What is Exactly a Tattoo?

Tattooing has been around since at least the 5th century. Tattooing is accomplished by injecting ink into small, deep holes made in the skin. Most tattoo artists use an electrically powered, vertical, vibrating instrument to inject the tattoo pigment. The instrument injects pigment at 50 to 30,000 times per minute into the second layer of skin (the dermis), at a depth of 1/64 to 1/16 of an inch. A single needle outlines the tattoo and the design is then filled in with five to seven needles in a needle bar.

Most tattoo artists know how deep to drive the needle into your skin, but not going deep enough will produce a ragged tattoo, and going too deep can cause bleeding and intense pain. Getting a tattoo can take several hours, depending on the size and design chosen.

Does it involve any pain Geting a Tattoo?

Getting a tattoo probably hurts, but the level of pain might change. From The Reason That getting a tattoo involves being stuck multiple times with a needle, it can feel like getting a bunch of shots or being stung by a hornet multiple times. Some people describe the tattoo sensation as "tingling." It all depends on your pain threshold, how good the person wielding the tattoo machine is, and where exactly on your body you're getting the tattoo. Also, keep in mind that you'll probably bleed a little.

If You Want to do it?

If you're thinking about getting a tattoo, there is one very important thing you have to keep in mind -- getting it done safely. Although it might look a whole lot cooler than a big scab, a new tattoo is also a wound. Like any other slice, scrape, puncture, cut, or penetration to your skin, a tattoo is at risk for infections and disease.
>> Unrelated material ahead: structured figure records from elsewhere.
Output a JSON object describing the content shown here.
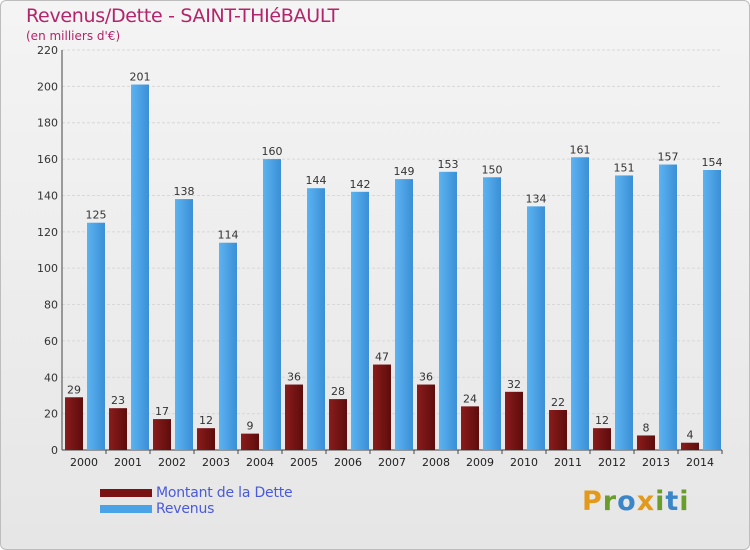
{
  "header": {
    "title": "Revenus/Dette - SAINT-THIéBAULT",
    "subtitle": "(en milliers d'€)"
  },
  "legend": {
    "items": [
      {
        "label": "Montant de la Dette",
        "color": "#7a1414"
      },
      {
        "label": "Revenus",
        "color": "#4aa3e6"
      }
    ]
  },
  "logo": {
    "letters": [
      "P",
      "r",
      "o",
      "x",
      "i",
      "t",
      "i"
    ],
    "colors": [
      "#e39a1c",
      "#6a9e2a",
      "#3b86c8",
      "#e39a1c",
      "#6a9e2a",
      "#3b86c8",
      "#6a9e2a"
    ]
  },
  "chart_data": {
    "type": "bar",
    "categories": [
      "2000",
      "2001",
      "2002",
      "2003",
      "2004",
      "2005",
      "2006",
      "2007",
      "2008",
      "2009",
      "2010",
      "2011",
      "2012",
      "2013",
      "2014"
    ],
    "series": [
      {
        "name": "Montant de la Dette",
        "values": [
          29,
          23,
          17,
          12,
          9,
          36,
          28,
          47,
          36,
          24,
          32,
          22,
          12,
          8,
          4
        ],
        "color": "#7a1414"
      },
      {
        "name": "Revenus",
        "values": [
          125,
          201,
          138,
          114,
          160,
          144,
          142,
          149,
          153,
          150,
          134,
          161,
          151,
          157,
          154
        ],
        "color": "#4aa3e6"
      }
    ],
    "yticks": [
      "0",
      "20",
      "40",
      "60",
      "80",
      "100",
      "120",
      "140",
      "160",
      "180",
      "200",
      "220"
    ],
    "ylim": [
      0,
      220
    ],
    "grid": "horizontal",
    "legend_position": "bottom-left"
  }
}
First, make sure you're up to date with your immunizations (especially hepatitis and tetanus shots) and plan where you'll get medical care if your tattoo becomes infected (signs of infection include excessive redness or tenderness around the tattoo, prolonged bleeding, pus, or changes in your skin color around the tattoo).

If you have a medical problem such as heart disease, allergies, diabetes, skin disorders, a condition that affects your immune system, or infections -- or if you are pregnant -- ask your doctor if there are any special concerns you should have or precautions you should take beforehand. Also, if you're prone to getting keloids (an overgrowth of scar tissue in the area of the wound), it's probably best to avoid getting a tattoo altogether.
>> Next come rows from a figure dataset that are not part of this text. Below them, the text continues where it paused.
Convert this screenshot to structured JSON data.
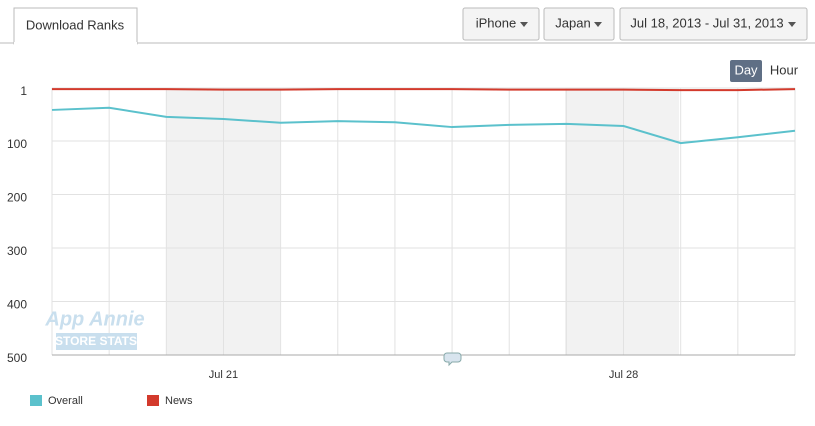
{
  "header": {
    "tab": "Download Ranks",
    "device": "iPhone",
    "country": "Japan",
    "date_range": "Jul 18, 2013 - Jul 31, 2013",
    "granularity": [
      "Day",
      "Hour"
    ],
    "watermark": [
      "App Annie",
      "STORE STATS"
    ]
  },
  "chart_data": {
    "type": "line",
    "categories": [
      null,
      null,
      null,
      "Jul 21",
      null,
      null,
      null,
      null,
      null,
      null,
      "Jul 28",
      null,
      null,
      null
    ],
    "series": [
      {
        "name": "Overall",
        "color": "#5bc1cc",
        "values": [
          42,
          38,
          55,
          59,
          66,
          63,
          65,
          74,
          70,
          68,
          72,
          104,
          93,
          81
        ]
      },
      {
        "name": "News",
        "color": "#d33a2c",
        "values": [
          3,
          3,
          3,
          4,
          4,
          3,
          3,
          3,
          4,
          4,
          4,
          5,
          5,
          3
        ]
      }
    ],
    "ylim": [
      1,
      500
    ],
    "yticks": [
      1,
      100,
      200,
      300,
      400,
      500
    ],
    "y_reversed": true,
    "grid": true,
    "legend": "bottom-left"
  }
}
Tattoos are like a universal language, spoken by all but with many dialects and differences. What might mean one thing to you could mean the complete opposite in another country or to a people of another culture. So, don't prejudge someone based on your assumptions about their ink.

here are literally millions of symbols out there, representative of millions of things. Admittedly, some of them look pretty cool and would make a great tattoo. But if you don't know what a symbol means -- or if it even is a symbol rather than just an intricate drawing -- then you probably shouldn't get it until you've exhausted all possible research avenues. Highly recognizable symbols linked with certain groups, belief systems, lifestyles, etc. will associate you with those groups whether that was the intent or not. If you get a Confederate flag tattoo, you're going to be associated with the group that supports slavery, racial prejudice, and extremist behavior. But I happen to know several individuals that thought the flag was simply a "redneck icon" symbolizing "Southern pride" and they never intended for it to be offensive, but that doesn't change the fact that others will view them that way because of the tattoo.